O jornalismo cultural é provavelmente a área de atuação da profissão que exige a maior quantidade de esforço e dedicação do jornalista. Afinal essa vertente se propõe a cumprir a tarefa de cobrir, analisar e relatar os principais expoentes da produção cultural do gênero humano, em áreas tão diversas quanto dança, artes plásticas, teatro, música ou cinema e em regiões que vão desde o sertão nordestino até as estepes russas.
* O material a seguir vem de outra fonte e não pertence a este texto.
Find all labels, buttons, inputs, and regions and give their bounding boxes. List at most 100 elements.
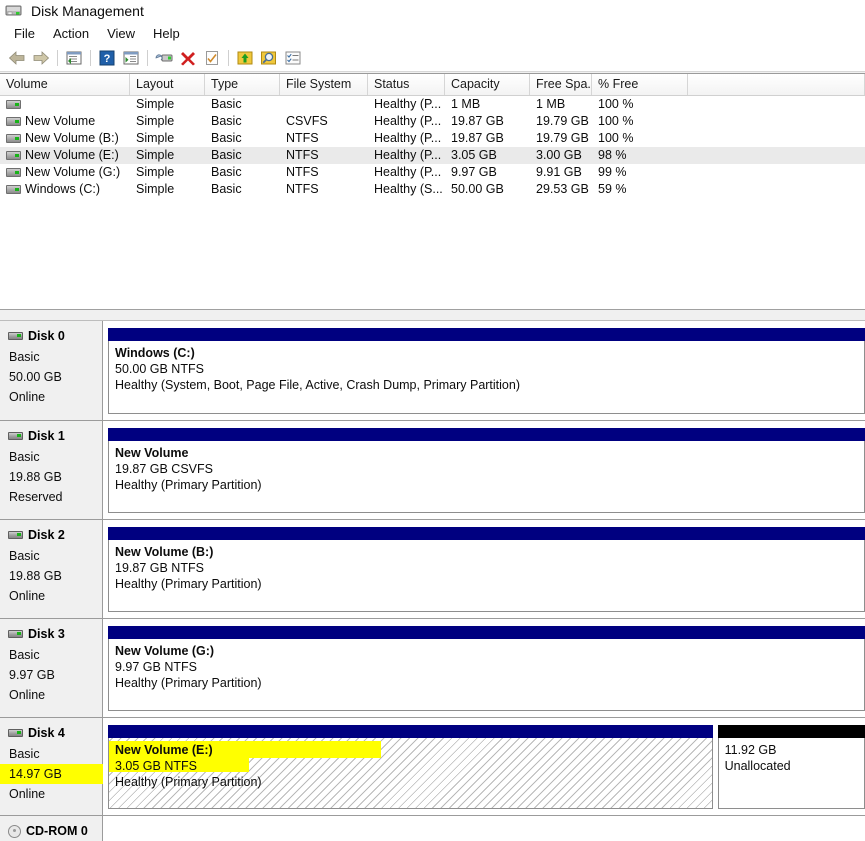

Com o advento da Internet, os veículos ou seções de veículos impressos destinados a cobrir a cultura tiveram que mudar seu foco de atuação e tornar as matérias mais analíticas e reflexivas e menos factuais. O leitor pode fácil e imediatamente se informar via Internet sobre eventos disponíveis ou a produção de inúmeros artistas. Assim ele irá buscar em publicações especializadas uma opinião aprofundada, reflexiva, para que possa balizar seu próprio julgamento.
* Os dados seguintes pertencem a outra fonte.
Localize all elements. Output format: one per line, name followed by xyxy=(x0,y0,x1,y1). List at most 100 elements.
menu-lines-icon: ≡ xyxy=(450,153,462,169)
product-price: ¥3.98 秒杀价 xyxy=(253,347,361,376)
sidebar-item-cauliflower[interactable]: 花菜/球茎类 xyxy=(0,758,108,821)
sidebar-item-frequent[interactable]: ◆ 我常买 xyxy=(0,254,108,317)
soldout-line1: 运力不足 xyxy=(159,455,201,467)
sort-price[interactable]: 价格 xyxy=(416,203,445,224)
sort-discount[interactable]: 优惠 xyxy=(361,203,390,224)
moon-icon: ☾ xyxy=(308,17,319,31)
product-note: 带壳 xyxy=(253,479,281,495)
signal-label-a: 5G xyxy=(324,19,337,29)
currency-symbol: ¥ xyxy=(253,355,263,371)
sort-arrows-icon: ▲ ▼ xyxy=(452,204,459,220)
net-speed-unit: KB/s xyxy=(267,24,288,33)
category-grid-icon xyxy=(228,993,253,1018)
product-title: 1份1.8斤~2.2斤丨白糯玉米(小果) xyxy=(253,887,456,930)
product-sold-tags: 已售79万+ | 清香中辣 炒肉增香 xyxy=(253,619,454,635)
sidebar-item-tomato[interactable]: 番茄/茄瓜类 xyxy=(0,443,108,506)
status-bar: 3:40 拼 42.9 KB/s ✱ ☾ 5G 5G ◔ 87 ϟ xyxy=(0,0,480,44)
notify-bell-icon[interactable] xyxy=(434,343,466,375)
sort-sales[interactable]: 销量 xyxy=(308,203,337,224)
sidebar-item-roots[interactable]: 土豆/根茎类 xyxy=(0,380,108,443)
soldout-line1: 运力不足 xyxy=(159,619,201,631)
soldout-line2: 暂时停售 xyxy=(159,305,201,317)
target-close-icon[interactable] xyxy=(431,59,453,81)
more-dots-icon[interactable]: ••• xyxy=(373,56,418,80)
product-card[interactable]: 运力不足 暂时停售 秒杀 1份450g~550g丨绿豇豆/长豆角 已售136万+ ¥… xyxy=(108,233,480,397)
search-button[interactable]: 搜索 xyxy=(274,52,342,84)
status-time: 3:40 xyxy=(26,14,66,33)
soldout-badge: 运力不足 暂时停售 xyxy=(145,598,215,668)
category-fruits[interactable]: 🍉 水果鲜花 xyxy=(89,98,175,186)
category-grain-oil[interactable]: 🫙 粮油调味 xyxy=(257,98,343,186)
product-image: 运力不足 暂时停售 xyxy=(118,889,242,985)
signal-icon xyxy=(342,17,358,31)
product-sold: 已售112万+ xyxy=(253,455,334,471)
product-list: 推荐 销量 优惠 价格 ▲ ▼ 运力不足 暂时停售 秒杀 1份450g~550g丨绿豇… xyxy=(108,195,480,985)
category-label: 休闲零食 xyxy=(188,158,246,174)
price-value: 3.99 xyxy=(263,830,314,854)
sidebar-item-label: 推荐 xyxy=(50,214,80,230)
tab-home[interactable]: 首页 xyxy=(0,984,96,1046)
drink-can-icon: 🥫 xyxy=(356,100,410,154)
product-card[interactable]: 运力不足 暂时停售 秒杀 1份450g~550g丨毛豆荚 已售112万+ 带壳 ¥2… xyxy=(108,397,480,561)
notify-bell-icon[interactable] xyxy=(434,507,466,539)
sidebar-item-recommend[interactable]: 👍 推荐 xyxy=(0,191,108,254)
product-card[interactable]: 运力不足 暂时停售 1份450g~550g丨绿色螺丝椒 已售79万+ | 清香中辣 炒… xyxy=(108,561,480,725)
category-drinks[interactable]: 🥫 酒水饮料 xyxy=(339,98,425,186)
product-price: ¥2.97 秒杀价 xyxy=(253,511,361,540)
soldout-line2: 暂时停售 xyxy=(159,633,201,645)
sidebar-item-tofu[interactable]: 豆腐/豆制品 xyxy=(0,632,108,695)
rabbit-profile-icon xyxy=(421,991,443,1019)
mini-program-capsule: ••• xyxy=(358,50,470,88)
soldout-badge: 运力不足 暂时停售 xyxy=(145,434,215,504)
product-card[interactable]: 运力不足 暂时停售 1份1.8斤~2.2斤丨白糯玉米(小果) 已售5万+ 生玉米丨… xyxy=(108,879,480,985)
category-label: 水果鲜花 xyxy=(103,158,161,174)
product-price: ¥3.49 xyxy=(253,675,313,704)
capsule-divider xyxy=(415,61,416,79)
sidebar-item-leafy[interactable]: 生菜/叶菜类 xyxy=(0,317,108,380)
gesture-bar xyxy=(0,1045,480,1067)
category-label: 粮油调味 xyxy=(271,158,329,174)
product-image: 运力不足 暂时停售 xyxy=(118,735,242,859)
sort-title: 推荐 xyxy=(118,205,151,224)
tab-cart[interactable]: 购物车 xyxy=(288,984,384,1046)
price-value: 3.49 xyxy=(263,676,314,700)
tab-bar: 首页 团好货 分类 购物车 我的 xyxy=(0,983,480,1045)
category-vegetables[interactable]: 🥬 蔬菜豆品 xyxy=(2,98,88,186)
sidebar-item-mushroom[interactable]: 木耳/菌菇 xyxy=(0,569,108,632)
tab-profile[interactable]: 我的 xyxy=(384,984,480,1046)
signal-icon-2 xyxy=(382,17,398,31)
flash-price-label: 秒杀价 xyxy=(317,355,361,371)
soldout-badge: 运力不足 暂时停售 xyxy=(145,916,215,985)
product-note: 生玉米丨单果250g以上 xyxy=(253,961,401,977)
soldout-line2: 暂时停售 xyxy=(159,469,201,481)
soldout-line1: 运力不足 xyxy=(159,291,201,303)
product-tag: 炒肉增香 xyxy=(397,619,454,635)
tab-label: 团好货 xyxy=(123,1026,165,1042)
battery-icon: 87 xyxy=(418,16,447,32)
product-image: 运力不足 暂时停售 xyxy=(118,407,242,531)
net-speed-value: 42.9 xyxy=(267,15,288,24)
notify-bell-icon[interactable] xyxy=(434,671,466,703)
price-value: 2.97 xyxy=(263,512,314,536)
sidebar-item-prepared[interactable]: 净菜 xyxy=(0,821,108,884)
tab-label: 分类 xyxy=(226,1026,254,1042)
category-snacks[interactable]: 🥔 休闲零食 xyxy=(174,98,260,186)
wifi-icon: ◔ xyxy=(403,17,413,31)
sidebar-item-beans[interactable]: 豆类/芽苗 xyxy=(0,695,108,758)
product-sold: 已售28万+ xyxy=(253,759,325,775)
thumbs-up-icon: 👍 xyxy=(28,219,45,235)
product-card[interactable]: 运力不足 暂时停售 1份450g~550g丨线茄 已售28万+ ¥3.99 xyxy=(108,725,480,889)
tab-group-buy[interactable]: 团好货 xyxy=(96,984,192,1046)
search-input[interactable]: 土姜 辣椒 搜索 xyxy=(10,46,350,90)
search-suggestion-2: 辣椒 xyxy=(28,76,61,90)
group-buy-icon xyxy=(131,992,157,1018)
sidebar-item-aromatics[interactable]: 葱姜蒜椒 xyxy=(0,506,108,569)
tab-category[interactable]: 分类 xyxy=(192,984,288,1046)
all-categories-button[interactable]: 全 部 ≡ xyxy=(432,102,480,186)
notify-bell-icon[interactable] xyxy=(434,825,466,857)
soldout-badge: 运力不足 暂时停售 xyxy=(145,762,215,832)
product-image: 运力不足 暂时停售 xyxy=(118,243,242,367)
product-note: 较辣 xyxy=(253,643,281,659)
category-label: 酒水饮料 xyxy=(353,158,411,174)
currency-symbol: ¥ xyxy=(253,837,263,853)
Não importa mais, tanto quanto antes, ser o primeiro a dar a notícia, mas o quanto aprofundada e analisada esta notícia chega ao leitor moderno. A Bravo!, principal revista de cultura do País, está em circulação há nove anos e já ultrapassou a marca de 100 edições. Seu editor, Ricardo Lombardi, concorda com essa necessidade de produzir um conteúdo mais aprofundado e acrescenta que sua revista, “além de informar, procura ‘formar’ o leitor disposto a conhecer um assunto que não estava em seu domínio. O jornalismo cultural tem, sim, um papel educacional”.

Para realizar esse tipo de cobertura num campo tão vasto e mutante quanto a produção artística humana, recai sobre o repórter a obrigação de se manter informado e se reciclar constantemente. Por isso, é seu dever buscar informações e referências novas em publicações especializadas, na Internet e onde mais puder encontrá-las, além de manter contato com curadores e artistas de vanguarda. Tudo em busca de novas tendências e produções que considere relevante para seus leitores. Aqui cabe ao profissional manter a distinção entre suas preferências pessoais e as obras que realmente merecem a atenção de seu veículo.
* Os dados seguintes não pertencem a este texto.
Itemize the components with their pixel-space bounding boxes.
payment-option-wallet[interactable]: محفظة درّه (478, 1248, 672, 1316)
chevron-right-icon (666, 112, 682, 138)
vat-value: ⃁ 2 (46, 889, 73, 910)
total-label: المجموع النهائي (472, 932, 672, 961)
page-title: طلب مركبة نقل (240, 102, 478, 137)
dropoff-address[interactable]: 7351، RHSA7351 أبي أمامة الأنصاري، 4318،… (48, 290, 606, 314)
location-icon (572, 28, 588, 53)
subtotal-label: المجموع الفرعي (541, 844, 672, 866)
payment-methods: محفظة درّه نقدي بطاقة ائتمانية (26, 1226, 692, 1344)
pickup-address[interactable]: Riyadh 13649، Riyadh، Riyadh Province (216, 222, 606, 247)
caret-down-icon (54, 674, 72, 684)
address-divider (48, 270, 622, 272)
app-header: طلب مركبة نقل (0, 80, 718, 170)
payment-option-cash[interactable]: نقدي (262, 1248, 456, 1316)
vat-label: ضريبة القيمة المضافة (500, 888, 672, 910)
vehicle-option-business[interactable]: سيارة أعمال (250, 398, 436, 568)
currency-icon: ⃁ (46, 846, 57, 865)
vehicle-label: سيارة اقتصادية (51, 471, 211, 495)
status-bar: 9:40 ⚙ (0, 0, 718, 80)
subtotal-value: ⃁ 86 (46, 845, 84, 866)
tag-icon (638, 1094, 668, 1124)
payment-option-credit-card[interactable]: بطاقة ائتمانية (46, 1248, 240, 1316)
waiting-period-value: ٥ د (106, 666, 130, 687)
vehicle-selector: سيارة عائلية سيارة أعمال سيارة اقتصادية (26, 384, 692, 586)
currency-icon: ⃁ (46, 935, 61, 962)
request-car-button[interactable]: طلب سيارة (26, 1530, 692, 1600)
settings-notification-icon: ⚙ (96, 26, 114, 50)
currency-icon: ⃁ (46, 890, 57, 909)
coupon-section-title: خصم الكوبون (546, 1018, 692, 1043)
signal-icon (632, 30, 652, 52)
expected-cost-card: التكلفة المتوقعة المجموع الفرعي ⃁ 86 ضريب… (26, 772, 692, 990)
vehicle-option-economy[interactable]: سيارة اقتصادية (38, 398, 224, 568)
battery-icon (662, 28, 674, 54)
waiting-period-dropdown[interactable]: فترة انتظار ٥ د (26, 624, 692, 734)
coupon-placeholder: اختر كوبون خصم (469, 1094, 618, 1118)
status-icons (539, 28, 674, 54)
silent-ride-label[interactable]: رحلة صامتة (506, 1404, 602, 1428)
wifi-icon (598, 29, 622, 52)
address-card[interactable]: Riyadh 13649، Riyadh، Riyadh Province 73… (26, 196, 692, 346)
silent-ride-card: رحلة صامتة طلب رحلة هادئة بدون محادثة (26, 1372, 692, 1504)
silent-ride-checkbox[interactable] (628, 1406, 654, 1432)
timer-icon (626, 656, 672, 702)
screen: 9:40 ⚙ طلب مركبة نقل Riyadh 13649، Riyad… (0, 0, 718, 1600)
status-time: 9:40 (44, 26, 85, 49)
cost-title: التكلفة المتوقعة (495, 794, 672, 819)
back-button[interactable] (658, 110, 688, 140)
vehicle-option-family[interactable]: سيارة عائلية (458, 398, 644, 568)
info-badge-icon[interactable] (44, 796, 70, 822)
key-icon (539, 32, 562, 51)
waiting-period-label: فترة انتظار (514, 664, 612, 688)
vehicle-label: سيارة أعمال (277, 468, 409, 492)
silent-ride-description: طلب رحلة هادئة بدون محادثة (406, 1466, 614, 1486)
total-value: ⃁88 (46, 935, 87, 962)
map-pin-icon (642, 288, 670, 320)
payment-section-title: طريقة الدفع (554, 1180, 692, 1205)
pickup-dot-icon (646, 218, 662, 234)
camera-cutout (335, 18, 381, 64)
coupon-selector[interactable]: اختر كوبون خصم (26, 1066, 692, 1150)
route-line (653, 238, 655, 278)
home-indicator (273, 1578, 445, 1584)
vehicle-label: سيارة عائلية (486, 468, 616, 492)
Para os focas (que é o caso desse humilde estudante apreciador das criações artísticas humanas), Lombari dá a receita: “Aqui não há segredo. O bom jornalista cultural deve ser um consumidor voraz de cultura, em todas as áreas. Se esse jornalista, por interesse pessoal, quiser se especializar em uma área, estudar um tema mais profundamente, é um ótimo caminho. Mas uma visão generalista também é recomendada, já que hoje em dia não existem mais barreiras entre as artes”

O tal do Jabaculê

O jornalismo cultural é a área na qual as pressões mercadológicas mais se aproximam do profissional nas redações. Grandes gravadoras, artistas famosos, editoras e grupos diversos têm o interesse de ver seu produto recebendo uma crítica favorável ou uma análise aprofundada de algum jornalista respeitável. Receber o material a ser analisado, junto com algum eventual presente, como os ipod´s de Maria Rita, é algo habitual no ramo. A maioria dos jornalistas recusa tais regalos. Outros não.